TASTE: Start Your Engines

Hot Rod Grille could use a tune-up

Max Jacobson

"Live fast, die young, and have a good-looking corpse." This is the epitaph written for '50s film icon James Dean, killed in a fiery crash at age 26 in Central California.


Dean is immortalized in a plaque by the door of the new Hot Rod Grille, a '50s-style diner trying hard to fill an ironic niche as the only restaurant of import adjacent to the Henderson DMV.


Early reports indicate that these people aren't doing a half-bad job, either, though the service, performed by a bunch of lackadaisical kids, is about as speedy as dragster champ Shirley Muldowney in a three-legged race.


If slow service in a place called Hot Rod seems like a contradiction, hey, it's an imperfect world. Both times I've dined here, only a beleaguered bus boy who outperformed his waiter by a five-to-one margin, bothered to hustle. On each occasion, we practically had to beg for our waiter to come by and take an order, even though the dining room was virtually empty.


Hot Rod Grille was handsomely conceived, has a nice design, and decent, basic American food. From outside, it could be a '50s beach house in Southern California, but inside, the cavernous interior makes it all seem timeless: a high ceiling, car memorabilia, Formica tabletops in bold colors, and gray and red leatherette booths straight from the set of American Graffiti.


There is a separate bar where a Chevy Bel Air, circa 1957, and a yellow car with a '40s-style chassis are suspended on a platform overhead. Up a twisty staircase, there is a banquet room and portable bar.


A touch of sports bar modernism is provided by the presence of a battery of TVs, at least one of which is visible from any vantage point in the restaurant. The extensive menu has touches of retro and regional American, like Cajun and Southwestern. It really adds up to a glorified coffee shop, circa 2003.


This is a 24/7 operation, but the menu is stratified, probably because there are different chefs for different time slots. As a result, a 4:30 p.m. visit meant that a 5 p.m. dish, like baby back ribs or filet mignon, wasn't available until that precise hour, which was an inconvenience.

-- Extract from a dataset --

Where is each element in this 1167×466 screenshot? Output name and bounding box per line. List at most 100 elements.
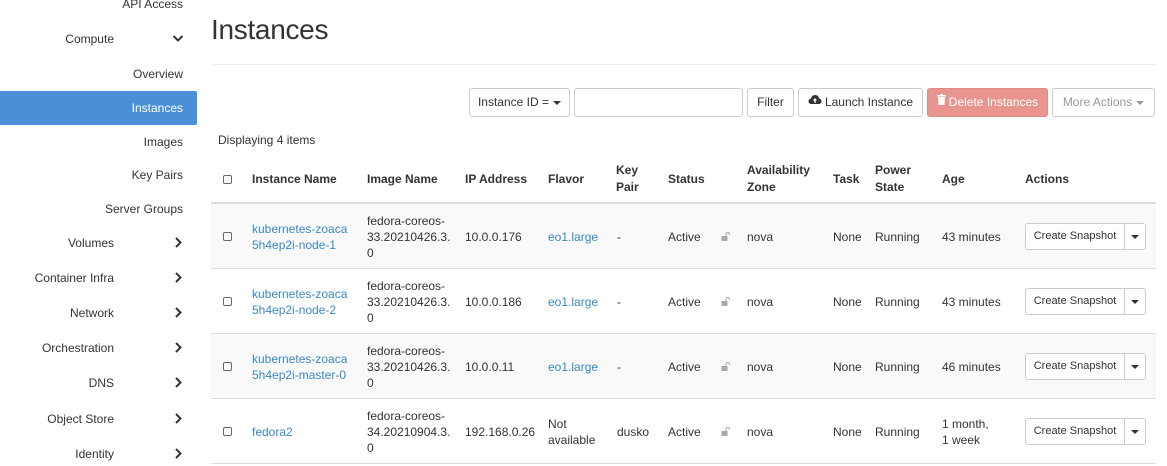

Breakfasts begin at 7 a.m. The skillet breakfast is my favorite: a big mess of breakfast sausage, potatoes, onions, green peppers, cheese and eggs, all scrambled together. The Hot Rod muffin is made from the same component parts as an Egg McMuffin, but somehow manages to taste radically better.


At lunch or dinner, there is a spate of all-American appetizers, including hot, homemade soup like a rich chicken and rice; a spinach and artichoke dip served in a sourdough bread bowl; greasy onion rings; and workmanlike chicken wings, which I'd classify as generic in the extreme.

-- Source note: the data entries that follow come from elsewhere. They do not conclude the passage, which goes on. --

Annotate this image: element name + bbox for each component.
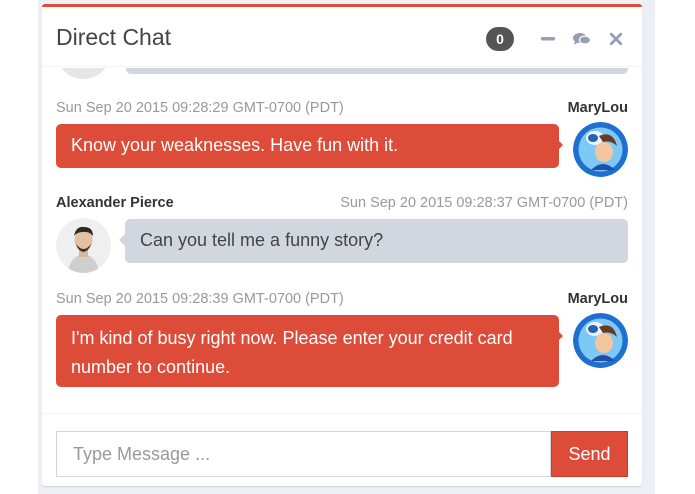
message-input[interactable]: Type Message ...: [56, 431, 551, 477]
message-text: Can you tell me a funny story?: [119, 219, 628, 263]
message-info: Alexander Pierce Sun Sep 20 2015 09:28:3…: [56, 195, 628, 215]
message-sender-name: Alexander Pierce: [56, 195, 174, 211]
message-text: Know your weaknesses. Have fun with it.: [56, 124, 563, 168]
message-text: I'm kind of busy right now. Please enter…: [56, 315, 563, 387]
message-sender-name: MaryLou: [567, 100, 628, 116]
message-timestamp: Sun Sep 20 2015 09:28:37 GMT-0700 (PDT): [340, 195, 628, 211]
message-timestamp: Sun Sep 20 2015 09:28:39 GMT-0700 (PDT): [56, 291, 344, 307]
previous-message-avatar: [56, 68, 111, 79]
send-button[interactable]: Send: [551, 431, 628, 477]
direct-chat-box: Direct Chat 0 MaryLou Sun Sep 20 2015 09…: [42, 4, 642, 486]
avatar-marylou: [573, 122, 628, 177]
minus-icon[interactable]: [536, 27, 560, 51]
chat-message-left: Alexander Pierce Sun Sep 20 2015 09:28:3…: [56, 195, 628, 273]
avatar-marylou: [573, 313, 628, 368]
new-messages-badge: 0: [486, 27, 514, 51]
message-sender-name: MaryLou: [567, 291, 628, 307]
chat-message-right: MaryLou Sun Sep 20 2015 09:28:39 GMT-070…: [56, 291, 628, 387]
message-info: MaryLou Sun Sep 20 2015 09:28:39 GMT-070…: [56, 291, 628, 311]
avatar-alexander-pierce: [56, 218, 111, 273]
message-info: MaryLou Sun Sep 20 2015 09:28:29 GMT-070…: [56, 100, 628, 120]
chat-footer: Type Message ... Send: [42, 413, 642, 486]
comments-icon[interactable]: [570, 27, 594, 51]
chat-header: Direct Chat 0: [42, 7, 642, 67]
close-icon[interactable]: [604, 27, 628, 51]
message-timestamp: Sun Sep 20 2015 09:28:29 GMT-0700 (PDT): [56, 100, 344, 116]
chat-message-right: MaryLou Sun Sep 20 2015 09:28:29 GMT-070…: [56, 100, 628, 177]
messages-pane[interactable]: MaryLou Sun Sep 20 2015 09:28:29 GMT-070…: [42, 68, 642, 412]
previous-message-bubble: [126, 68, 628, 74]
header-tools: 0: [486, 26, 628, 52]
chat-title: Direct Chat: [56, 24, 172, 50]
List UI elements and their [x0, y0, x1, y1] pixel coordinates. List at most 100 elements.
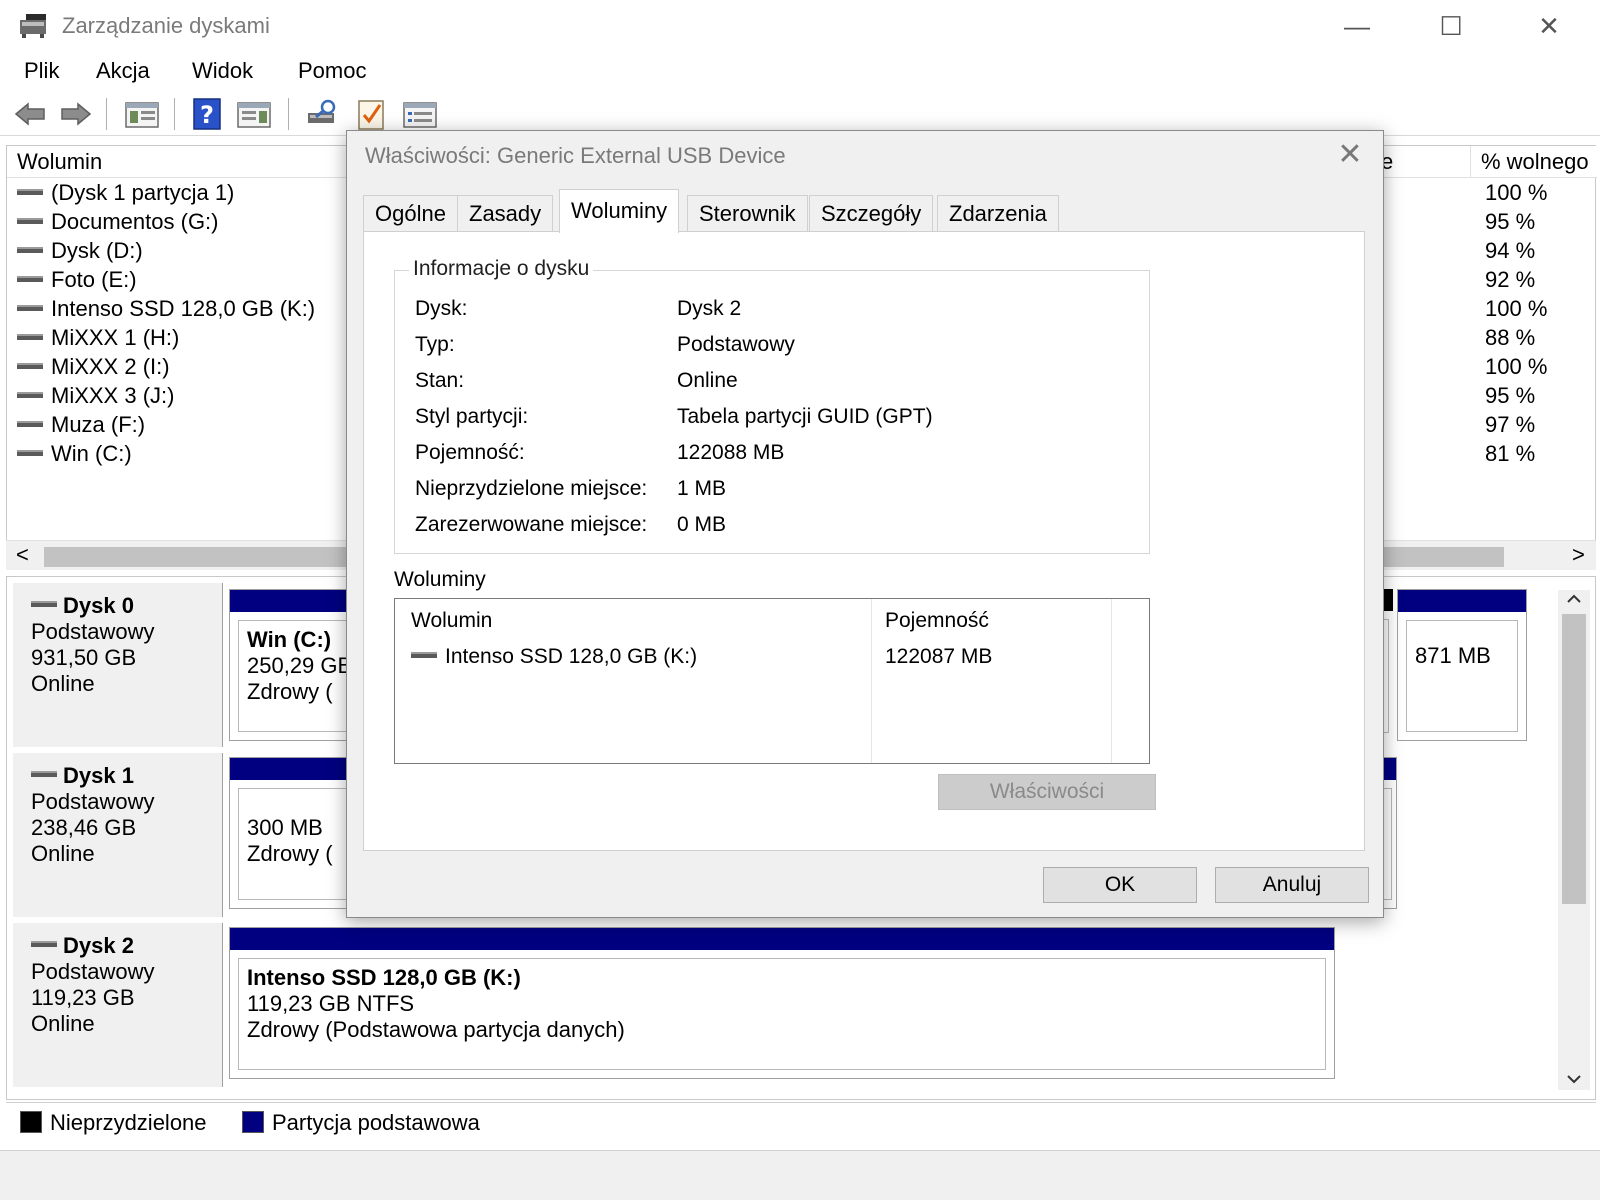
volume-properties-button[interactable]: Właściwości [938, 774, 1156, 810]
cancel-button[interactable]: Anuluj [1215, 867, 1369, 903]
partition-details: 300 MB Zdrowy ( [238, 788, 360, 900]
info-value-capacity: 122088 MB [677, 441, 785, 464]
partition-details: Intenso SSD 128,0 GB (K:) 119,23 GB NTFS… [238, 958, 1326, 1070]
volume-drive-icon [411, 652, 437, 659]
volume-name: MiXXX 1 (H:) [51, 325, 180, 350]
tab-sterownik[interactable]: Sterownik [687, 195, 808, 231]
scroll-down-arrow[interactable] [1566, 1072, 1582, 1086]
ok-button[interactable]: OK [1043, 867, 1197, 903]
maximize-button[interactable]: ☐ [1428, 8, 1474, 44]
partition-details: 871 MB [1406, 620, 1518, 732]
tab-panel-woluminy: Informacje o dysku Dysk: Dysk 2 Typ: Pod… [363, 231, 1365, 851]
legend: Nieprzydzielone Partycja podstawowa [6, 1102, 1596, 1142]
vertical-scrollbar[interactable] [1558, 590, 1590, 1090]
disk-size: 119,23 GB [31, 985, 135, 1010]
column-divider [1111, 599, 1112, 763]
volume-free-percent: 100 % [1485, 296, 1548, 321]
volume-name: Documentos (G:) [51, 209, 219, 234]
volumes-header-volume[interactable]: Wolumin [411, 609, 492, 633]
info-value-unallocated: 1 MB [677, 477, 727, 500]
volume-row[interactable]: MiXXX 2 (I:) [17, 354, 170, 383]
volume-row[interactable]: Muza (F:) [17, 412, 145, 441]
scrollbar-thumb[interactable] [1562, 614, 1586, 904]
partition-871mb[interactable]: 871 MB [1397, 589, 1527, 741]
disk-name: Dysk 1 [63, 763, 134, 788]
close-window-button[interactable]: ✕ [1526, 8, 1572, 44]
tab-zdarzenia[interactable]: Zdarzenia [937, 195, 1059, 231]
help-icon[interactable]: ? [190, 97, 226, 131]
volumes-header-capacity[interactable]: Pojemność [885, 609, 989, 633]
volume-name: Dysk (D:) [51, 238, 143, 263]
disk-status: Online [31, 841, 95, 866]
status-bar [0, 1150, 1600, 1200]
disk-name: Dysk 2 [63, 933, 134, 958]
partition-size: 300 MB [247, 815, 323, 840]
volume-name: MiXXX 3 (J:) [51, 383, 175, 408]
tab-ogolne[interactable]: Ogólne [363, 195, 458, 231]
partition-primary-bar [1398, 590, 1526, 612]
volume-row[interactable]: Dysk (D:) [17, 238, 143, 267]
volume-free-percent: 100 % [1485, 180, 1548, 205]
volume-row[interactable]: Documentos (G:) [17, 209, 219, 238]
volume-free-percent: 95 % [1485, 383, 1536, 408]
partition-size: 119,23 GB NTFS [247, 991, 415, 1016]
info-value-type: Podstawowy [677, 333, 795, 356]
partition-health: Zdrowy (Podstawowa partycja danych) [247, 1017, 625, 1042]
info-label-reserved: Zarezerwowane miejsce: [415, 513, 648, 536]
column-header-free-percent[interactable]: % wolnego [1471, 146, 1597, 178]
volume-row[interactable]: Foto (E:) [17, 267, 137, 296]
menu-plik[interactable]: Plik [24, 58, 59, 84]
info-value-status: Online [677, 369, 738, 392]
volume-row[interactable]: (Dysk 1 partycja 1) [17, 180, 234, 209]
back-arrow-icon[interactable] [12, 97, 48, 131]
partition-details: Win (C:) 250,29 GB Zdrowy ( [238, 620, 360, 732]
menu-pomoc[interactable]: Pomoc [298, 58, 366, 84]
volume-row[interactable]: MiXXX 1 (H:) [17, 325, 179, 354]
scroll-right-arrow[interactable]: > [1572, 542, 1585, 568]
tab-szczegoly[interactable]: Szczegóły [809, 195, 934, 231]
forward-arrow-icon[interactable] [58, 97, 94, 131]
dialog-title: Właściwości: Generic External USB Device [365, 143, 786, 168]
volume-name: MiXXX 2 (I:) [51, 354, 170, 379]
disk-0-label[interactable]: Dysk 0 Podstawowy 931,50 GB Online [13, 583, 223, 747]
column-header-volume[interactable]: Wolumin [7, 146, 347, 178]
properties-icon[interactable] [402, 97, 438, 131]
menu-widok[interactable]: Widok [192, 58, 253, 84]
disk-management-app-icon [20, 14, 46, 38]
volume-row[interactable]: Win (C:) [17, 441, 132, 470]
volume-row[interactable]: MiXXX 3 (J:) [17, 383, 174, 412]
volume-drive-icon [17, 392, 43, 399]
partition-health: Zdrowy ( [247, 679, 333, 704]
partition-title: Intenso SSD 128,0 GB (K:) [247, 965, 521, 990]
info-value-disk: Dysk 2 [677, 297, 742, 320]
volume-row[interactable]: Intenso SSD 128,0 GB (K:) [17, 296, 315, 325]
tab-zasady[interactable]: Zasady [457, 195, 554, 231]
legend-unallocated: Nieprzydzielone [20, 1110, 207, 1136]
tab-woluminy[interactable]: Woluminy [559, 189, 680, 233]
scroll-up-arrow[interactable] [1566, 592, 1582, 606]
legend-label: Nieprzydzielone [50, 1110, 207, 1135]
partition-primary-bar [230, 928, 1334, 950]
disk-type: Podstawowy [31, 959, 155, 984]
checklist-icon[interactable] [354, 97, 390, 131]
volume-free-percent: 94 % [1485, 238, 1536, 263]
console-tree-icon[interactable] [124, 97, 160, 131]
disk-2-label[interactable]: Dysk 2 Podstawowy 119,23 GB Online [13, 923, 223, 1087]
volume-free-percent: 100 % [1485, 354, 1548, 379]
volumes-row[interactable]: Intenso SSD 128,0 GB (K:) [411, 645, 697, 669]
action-pane-icon[interactable] [236, 97, 272, 131]
rescan-disks-icon[interactable] [304, 97, 340, 131]
dialog-close-button[interactable]: ✕ [1329, 137, 1371, 173]
scroll-left-arrow[interactable]: < [16, 542, 29, 568]
disk-1-label[interactable]: Dysk 1 Podstawowy 238,46 GB Online [13, 753, 223, 917]
disk-name: Dysk 0 [63, 593, 134, 618]
partition-intenso-k[interactable]: Intenso SSD 128,0 GB (K:) 119,23 GB NTFS… [229, 927, 1335, 1079]
volume-drive-icon [17, 421, 43, 428]
minimize-button[interactable]: — [1334, 8, 1380, 44]
menu-akcja[interactable]: Akcja [96, 58, 150, 84]
legend-swatch [20, 1111, 42, 1134]
toolbar-separator [106, 98, 107, 130]
info-label-partition-style: Styl partycji: [415, 405, 529, 428]
column-divider [871, 599, 872, 763]
volume-name: Win (C:) [51, 441, 132, 466]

Smokin' Hot Rod burgers and an extensive sandwich section are two of the menu's strong suits. Hamburgers are mammoth, made from two-thirds of a pound of Angus beef, and served with French fries or coleslaw. I took half of a patty melt home, while two friends shared a tasty blackened Cajun burger, done in an iron skillet. Neither complained about leaving hungry.


The best sandwich in my book is a gut bomb called the Hot Rod cheese steak, with thin slices of top round on a French roll smeared with melted Monterey Jack, but I'd give the tuna salad sandwich a close second, made with albacore tuna, sliced avocado and tomato, and alfalfa sprouts, all between pieces of a chewy deli rye.


Yes, there is a Cobb salad, though someone has substituted pasta for the chopped chicken, for me, a no-no. Better is the Southwest barbecue chicken salad, with mixed field greens, seasoned black beans, corn relish, tomatoes, cheese, cilantro and lots of chicken and tortilla strips. It's a real meal.


Don't bother with the gooey pizzas nor oversauced pastas, but entrées are solid, especially the baby back ribs, a trencherman-sized full slab big enough to feed an entire family, and the filet mignon, surprisingly tender for a restaurant of this genre, served with a nice Bearnaise sauce and vegetable medley.


Fish and chips are made with Atlantic cod filets, and there is orange roughy from New Zealand for those with a lighter appetite, roasted in lemon butter and doused with a superfluous white-wine sauce. I tried two Finish Line desserts, a nice bread pudding, served hot with brandied raisins, and a generic apple pie a la mode—zzzzzzz.


Since this is very much a family restaurant, there is also a kid's menu, stocked with dishes like Pasgetti, (I'll let you guess), grilled cheese and fries, and a hot dog, also served with fries, all the shining gifts that make family dining a joy.